L’insécurité
1 février 2011

J’arrive donc au moment fatidique, après des heures vaines –honteusement nombreuses et vides– d’écriture de débuts de chronique. Trop scolaire, trop froid, trop intime, et d’ailleurs de quel droit, quelle autorité ai-je, que sais-je, que propose-je? Se noue alors dans mon esprit cette conversation entre une irrésolution absurde (et qu’on qualifie souvent d’hi-la-ran-te) et un pragmatisme à peine plus rassurant.

–Je n’ai rien à dire.

–Évidemment, que tu ne vas rien dire de radicalement nouveau, mais tu sais, «Tout a été dit mais pas par moi», finalement, c’est pas con.

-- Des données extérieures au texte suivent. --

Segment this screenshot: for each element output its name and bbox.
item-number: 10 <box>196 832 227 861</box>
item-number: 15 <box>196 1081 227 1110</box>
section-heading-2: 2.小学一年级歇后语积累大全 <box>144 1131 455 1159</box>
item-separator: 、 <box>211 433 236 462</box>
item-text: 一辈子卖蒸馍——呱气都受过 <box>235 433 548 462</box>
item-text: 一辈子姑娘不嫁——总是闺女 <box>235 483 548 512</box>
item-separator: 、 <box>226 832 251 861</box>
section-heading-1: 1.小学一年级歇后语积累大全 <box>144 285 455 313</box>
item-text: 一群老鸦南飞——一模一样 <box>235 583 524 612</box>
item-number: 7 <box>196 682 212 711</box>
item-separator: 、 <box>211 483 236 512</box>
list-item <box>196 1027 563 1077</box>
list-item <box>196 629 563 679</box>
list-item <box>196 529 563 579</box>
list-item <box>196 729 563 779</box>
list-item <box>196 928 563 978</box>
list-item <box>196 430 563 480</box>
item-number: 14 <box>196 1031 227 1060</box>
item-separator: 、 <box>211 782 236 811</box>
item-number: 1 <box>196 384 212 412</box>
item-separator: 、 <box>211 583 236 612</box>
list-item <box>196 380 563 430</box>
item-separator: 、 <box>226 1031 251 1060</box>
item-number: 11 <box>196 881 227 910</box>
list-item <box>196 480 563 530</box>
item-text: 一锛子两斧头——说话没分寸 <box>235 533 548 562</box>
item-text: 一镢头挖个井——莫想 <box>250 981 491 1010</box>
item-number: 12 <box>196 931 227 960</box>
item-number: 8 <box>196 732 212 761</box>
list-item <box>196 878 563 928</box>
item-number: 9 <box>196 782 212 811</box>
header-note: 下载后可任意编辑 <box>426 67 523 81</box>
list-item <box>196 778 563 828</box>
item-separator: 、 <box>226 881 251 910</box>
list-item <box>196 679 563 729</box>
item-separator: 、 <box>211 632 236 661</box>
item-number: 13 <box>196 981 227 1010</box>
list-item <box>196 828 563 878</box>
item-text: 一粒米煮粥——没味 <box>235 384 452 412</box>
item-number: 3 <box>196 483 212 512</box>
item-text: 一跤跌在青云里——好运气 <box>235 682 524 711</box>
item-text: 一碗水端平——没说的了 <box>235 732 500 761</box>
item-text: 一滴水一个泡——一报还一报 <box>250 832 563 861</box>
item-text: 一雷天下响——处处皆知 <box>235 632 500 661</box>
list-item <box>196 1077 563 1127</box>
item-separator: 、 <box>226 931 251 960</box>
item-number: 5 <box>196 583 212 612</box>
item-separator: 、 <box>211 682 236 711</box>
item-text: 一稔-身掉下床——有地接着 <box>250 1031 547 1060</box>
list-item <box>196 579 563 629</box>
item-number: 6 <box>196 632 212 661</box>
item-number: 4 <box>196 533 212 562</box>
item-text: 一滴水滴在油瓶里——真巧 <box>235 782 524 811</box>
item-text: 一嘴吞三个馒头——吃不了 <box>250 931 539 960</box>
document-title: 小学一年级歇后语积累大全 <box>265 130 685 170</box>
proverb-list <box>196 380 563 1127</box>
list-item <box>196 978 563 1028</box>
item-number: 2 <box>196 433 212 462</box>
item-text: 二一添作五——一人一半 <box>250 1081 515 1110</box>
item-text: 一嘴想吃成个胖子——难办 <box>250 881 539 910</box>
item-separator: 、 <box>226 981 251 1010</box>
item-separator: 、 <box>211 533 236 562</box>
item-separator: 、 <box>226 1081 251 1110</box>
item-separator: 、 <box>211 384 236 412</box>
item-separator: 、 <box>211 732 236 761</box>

–Tout dépend de qui on est… En plus j’ai rien lu, rien vu, rien compris, et c’est de pire en pire. Il y a dix-sept ans que je me pose une seule vraie question, «pourquoi existe-je, moi plutôt que n’importe qui, qui n’est pas né?». Je sais bien que tant qu’à être là faudrait peut-être essayer quelque chose, tout de même. Pourtant, rien à faire, ça me paralyse. Je n’ai jamais eu même un vague embryon de réponse à mes questions, et plus le temps passe, plus je suis convaincue qu’il n’y a pas de réponse, ce qui entraîne une terrible crise de légitimité (pour un peu qu’on puisse me considérer détentrice d’un quelconque statut).

Les opposants s’entendent au final pour un compromis honorable, variante du classique «si t’es pas jolie, sois polie»: pauvre fille, tu n’as probablement rien d’intelligent à dire, tu peux au moins essayer de divertir. Que diantre! tu ne vas pas non plus envoyer un dessin, hein?

D’où la chronique d’humeur. Pas que ce soit plus facile, surtout pas. Seulement, la qualité est un tantinet plus subjective: on peut discuter les arguments et la structure, mais l’essentiel –le ton, l’anecdote est assez personnel pour qu’on y reconnaisse davantage un auteur qu’un propos. On dira donc plus aisément: «elle, a m’énârve» plutôt que «tout le monde savait déjà que…, pourquoi en parler?». Du moins, tel est mon espoir.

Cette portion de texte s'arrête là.